Genre: Horror, Comedy
Direction: Amar Kaushik
Cast: Rajkummar Rao, Shraddha Kapoor, Pankaj Tripathi, Aparshakti Khurana
Duration: 2hours 7mins
Stree is said to be based on actual events. A small town supposedly in MP gets haunted by an entity during the four days of pooja dedicated to a local deity. Three friends – Vicky (Rajkummar Rao), Jana (Abhishek Banerjee) and Bittu (Aparshakti Khurana) take it upon themselves to rid their town of this menace once and for all. They are helped in this journey by a motley crew comprising a bookseller, Pankaj Tripathi, Vijay Raaz, an author who wrote the history of the town and Shraddha Kapoor, the girl Vicky loves. How they combat the spirit and get rid of it forms the crux of the film.

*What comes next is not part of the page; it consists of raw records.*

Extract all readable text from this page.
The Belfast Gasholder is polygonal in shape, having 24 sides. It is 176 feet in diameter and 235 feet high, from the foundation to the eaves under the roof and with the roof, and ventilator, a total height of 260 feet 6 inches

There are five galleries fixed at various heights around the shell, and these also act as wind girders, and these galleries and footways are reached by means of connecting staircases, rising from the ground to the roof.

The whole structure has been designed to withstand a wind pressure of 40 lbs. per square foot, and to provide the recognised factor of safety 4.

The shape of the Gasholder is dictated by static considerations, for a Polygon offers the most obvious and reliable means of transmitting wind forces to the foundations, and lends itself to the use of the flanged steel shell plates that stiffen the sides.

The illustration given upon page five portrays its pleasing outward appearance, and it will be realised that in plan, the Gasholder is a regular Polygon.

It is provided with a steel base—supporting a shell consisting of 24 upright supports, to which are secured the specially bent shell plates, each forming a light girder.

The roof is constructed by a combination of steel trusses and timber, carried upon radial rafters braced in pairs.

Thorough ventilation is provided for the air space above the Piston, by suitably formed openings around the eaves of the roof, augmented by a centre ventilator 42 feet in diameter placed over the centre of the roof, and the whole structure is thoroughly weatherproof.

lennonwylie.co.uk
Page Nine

The film is written by Raj Nidimoru and Krishna DK, who have also produced the film along with Dinesh Vijan. Raj and Krishna are known for their wacky humor and they do not disappoint here too. The film is peppered with silly situations bound to keep you in splits throughout. Rajkummar Rao, for example, plays a tailor who can take the accurate measurements of his clients just by giving them an once-over. He also sews clothes at breakneck speed, and his father considers him an avatar of the tailoring god. The sex “gyan” conversation between him and his father is hilarious. The ghost too is funny in the sense that it abducts the men sans their clothes. The interaction between three friends keeps you in smiles and smacks of real conversations between childhood buddies. And Rajkummar’s clumsy courtship of Shraddha carries moments of mirth.
It’s not to say that the writers have had a smooth run throughout. We see irksome bloopers like our three heroes going to a mujra on the night of the pooja. Even those who regularly indulge in such stuff refrain from doing so during auspicious days and such an act would be considered sacrilegious in a small town up North. Shraddha asks for such presents as a cat’s hair and the tail of a lizard and Rajkummar procures them without batting an eyelid. The climax is long drawn and suddenly sprouts feminist leanings. Shraddha’s character takes a very strange decision in the end which doesn’t make any sense at all, negating the whole point of the film. Newbie director Amar Kaushik should have kept an eye on such incongruous happenings but seems to have followed the script written by his producers and mentors to a T.
What keeps our interest alive is the dialogue, which is witty and earthy, and the lively performances. Pankaj Tripathi is a hoot as the local know-it-all. His comic timing is to the mark and we wish there was more of him on the film. Aparshakti as the cynical friend is a natural but the most fun is had by Abhishek Banerjee, who wreaks havoc when possessed. Shraddha Kapoor emits the required mysterious aura and looks good opposite Rajkummar, sharing an easy chemistry with him. He, of course, is the soul of the film, lifting it up even in the midst of corniest of situations through his sublime performance. His reactions when confronted by the evil spirit are priceless, as is his awkwardness in Shraddha’s presence.
The film’s art direction is on point, as is the cinematography, capturing the essence of a small town perfectly. The CGI is okay but the background score deserves special mention. It’s impeccable. A horror film needs sudden dips and lows in background music to evoke terror which this film provides amply.